Alaskan Husky encephalopathy (AHE) symptoms usually develop in juvenile time, between 6 months of age. Symptoms appear suddenly, although in some dogs a chronic history has been documented. Since the disorder includes multiple parts of the brain, clinical signs are various, such as seizures, high stepping gait, trouble walking and eating, and central blindness. AHE-affected dogs most often are euthanized due to poor quality of life. One dog lived for 1 year after the onset of symptoms and died of natural causes, as was documented. As previously mentioned, AHE is caused by a mutation in the SLC19A3 gene that encodes for thiamine transport protein. The SLC19A3 gene belongs to a group of genes known as solute carrier family 19 (SLC19) that transports water-soluble vitamins into cells. Alaskan Husky Encephalopathy (AHE) is inherited in an autosomal recessive pattern. Healthy parents of an affected puppy are obligate heterozygotes and therefore carry one mutant allele. Heterozygotes have no symptoms. Dogs homozygous for the mutation will display the symptoms of the AHE. At conception, each cub has a 25% chance of being affected, a 50% chance of being an asymptomatic carrier, and a 25% chance of being unaffected and not a carrier.
Results Reported As
Test Result |
Interpretation of test result |
CLEAR |
Tested mutation was not detected in animal with „clear“ result. Animal tested as clear has wild-type allele in homozygous state (i.e. two pairs of healthy alleles). It will not develop disease caused by tested mutation.* It will pass only wild-type allele to its offspring. |
CARRIER |
Tested mutation was detected in animal with „carrier“ result. Animal tested as carrier has one wild-type and one mutation allele, it is in heterozygous state. It will not develop disease caused by tested mutation.* It can pass wild-type or mutation allele to its offspring. |
AFFECTED |
Tested mutation was detected in animal with „affected“ result. Animal tested as affected has two copies of mutation alleles affecting the gene. It is likely the animal will experience a genetic disorder due to this mutation.** It will pass only mutation allele to its offspring. |
*Test excludes only tested mutation but not possible unknown mutations or factors that can lead to similar condition/symptoms.

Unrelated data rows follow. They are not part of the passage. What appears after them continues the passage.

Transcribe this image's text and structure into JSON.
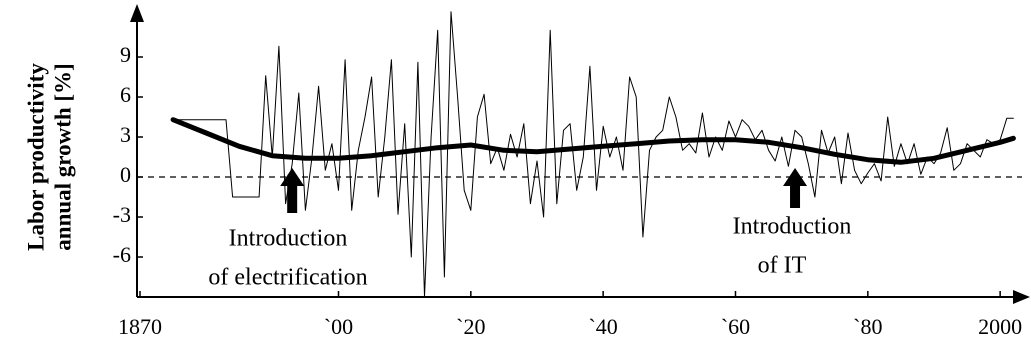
{
  "chart_data": {
    "type": "line",
    "y_label": [
      "Labor productivity",
      "annual growth [%]"
    ],
    "xlim": [
      1870,
      2003
    ],
    "ylim": [
      -9,
      12
    ],
    "xticks": [
      {
        "value": 1870,
        "label": "1870"
      },
      {
        "value": 1900,
        "label": "`00"
      },
      {
        "value": 1920,
        "label": "`20"
      },
      {
        "value": 1940,
        "label": "`40"
      },
      {
        "value": 1960,
        "label": "`60"
      },
      {
        "value": 1980,
        "label": "`80"
      },
      {
        "value": 2000,
        "label": "2000"
      }
    ],
    "yticks": [
      -6,
      -3,
      0,
      3,
      6,
      9
    ],
    "zero_line": true,
    "series": [
      {
        "color": "#000000",
        "x": [
          1875,
          1876,
          1877,
          1878,
          1879,
          1880,
          1881,
          1882,
          1883,
          1884,
          1885,
          1886,
          1887,
          1888,
          1889,
          1890,
          1891,
          1892,
          1893,
          1894,
          1895,
          1896,
          1897,
          1898,
          1899,
          1900,
          1901,
          1902,
          1903,
          1904,
          1905,
          1906,
          1907,
          1908,
          1909,
          1910,
          1911,
          1912,
          1913,
          1914,
          1915,
          1916,
          1917,
          1918,
          1919,
          1920,
          1921,
          1922,
          1923,
          1924,
          1925,
          1926,
          1927,
          1928,
          1929,
          1930,
          1931,
          1932,
          1933,
          1934,
          1935,
          1936,
          1937,
          1938,
          1939,
          1940,
          1941,
          1942,
          1943,
          1944,
          1945,
          1946,
          1947,
          1948,
          1949,
          1950,
          1951,
          1952,
          1953,
          1954,
          1955,
          1956,
          1957,
          1958,
          1959,
          1960,
          1961,
          1962,
          1963,
          1964,
          1965,
          1966,
          1967,
          1968,
          1969,
          1970,
          1971,
          1972,
          1973,
          1974,
          1975,
          1976,
          1977,
          1978,
          1979,
          1980,
          1981,
          1982,
          1983,
          1984,
          1985,
          1986,
          1987,
          1988,
          1989,
          1990,
          1991,
          1992,
          1993,
          1994,
          1995,
          1996,
          1997,
          1998,
          1999,
          2000,
          2001,
          2002
        ],
        "values": [
          4.3,
          4.3,
          4.3,
          4.3,
          4.3,
          4.3,
          4.3,
          4.3,
          4.3,
          -1.5,
          -1.5,
          -1.5,
          -1.5,
          -1.5,
          7.6,
          1.5,
          9.8,
          -2.0,
          1.0,
          6.3,
          -2.5,
          1.5,
          6.8,
          0.5,
          2.5,
          -1.0,
          8.8,
          -2.5,
          2.0,
          4.5,
          7.5,
          -1.5,
          3.0,
          8.8,
          -2.8,
          4.0,
          -6.0,
          8.6,
          -9.0,
          3.0,
          11.0,
          -7.5,
          12.4,
          6.0,
          -1.0,
          -2.5,
          4.5,
          6.2,
          1.0,
          2.2,
          0.5,
          3.2,
          1.5,
          4.0,
          -2.0,
          1.2,
          -3.0,
          11.0,
          -2.0,
          3.5,
          4.0,
          -1.0,
          1.5,
          8.3,
          -1.0,
          3.8,
          1.5,
          3.0,
          0.5,
          7.5,
          6.0,
          -4.5,
          2.0,
          3.0,
          3.5,
          6.0,
          4.5,
          2.0,
          2.5,
          1.8,
          4.8,
          1.5,
          3.0,
          2.0,
          4.2,
          3.0,
          4.3,
          3.8,
          2.8,
          3.5,
          2.0,
          1.2,
          3.0,
          0.8,
          3.5,
          3.0,
          1.0,
          -1.5,
          3.5,
          1.8,
          3.0,
          -0.5,
          3.3,
          0.5,
          -0.5,
          0.3,
          1.0,
          -0.3,
          4.5,
          0.8,
          2.5,
          1.0,
          2.5,
          0.2,
          1.5,
          1.0,
          1.8,
          3.7,
          0.5,
          1.0,
          2.5,
          2.0,
          1.5,
          2.8,
          2.5,
          2.8,
          4.4,
          4.4
        ]
      },
      {
        "color": "#000000",
        "x": [
          1875,
          1880,
          1885,
          1890,
          1895,
          1900,
          1905,
          1910,
          1915,
          1920,
          1925,
          1930,
          1935,
          1940,
          1945,
          1950,
          1955,
          1960,
          1965,
          1970,
          1975,
          1980,
          1985,
          1990,
          1995,
          2000,
          2002
        ],
        "values": [
          4.3,
          3.3,
          2.3,
          1.6,
          1.4,
          1.4,
          1.6,
          1.9,
          2.2,
          2.4,
          2.0,
          1.9,
          2.1,
          2.3,
          2.5,
          2.7,
          2.8,
          2.8,
          2.6,
          2.2,
          1.7,
          1.3,
          1.1,
          1.4,
          2.0,
          2.6,
          2.9
        ]
      }
    ],
    "annotations": [
      {
        "text": [
          "Introduction",
          "of electrification"
        ],
        "x": 1893
      },
      {
        "text": [
          "Introduction",
          "of IT"
        ],
        "x": 1969
      }
    ]
  }
}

** Potential unknown mutations or multiple other factors can possibly affect the likelihood of experiencing a genetic disorder.
References:
Vernau KM, Runstadler JA, Brown EA, Cameron JM, Huson HJ, et al. (2013) Genome-Wide Association Analysis Identifies a Mutation in the Thiamine Transporter 2 (SLC19A3) Gene Associated with Alaskan Husky Encephalopathy. PLoS ONE 8(3): e57195. doi:10.1371/journal.pone.0057195
Brenner O, Wakshlag JJ, Summers BA, de Lahunta A. Alaskan Husky Encephalopathy – A canine neurodegenerative disorder resembling subacute necrotizing encephalomyelopathy (Leigh Syndrome). Acta Neuropathol. 2000 Jul;100(1):50-62.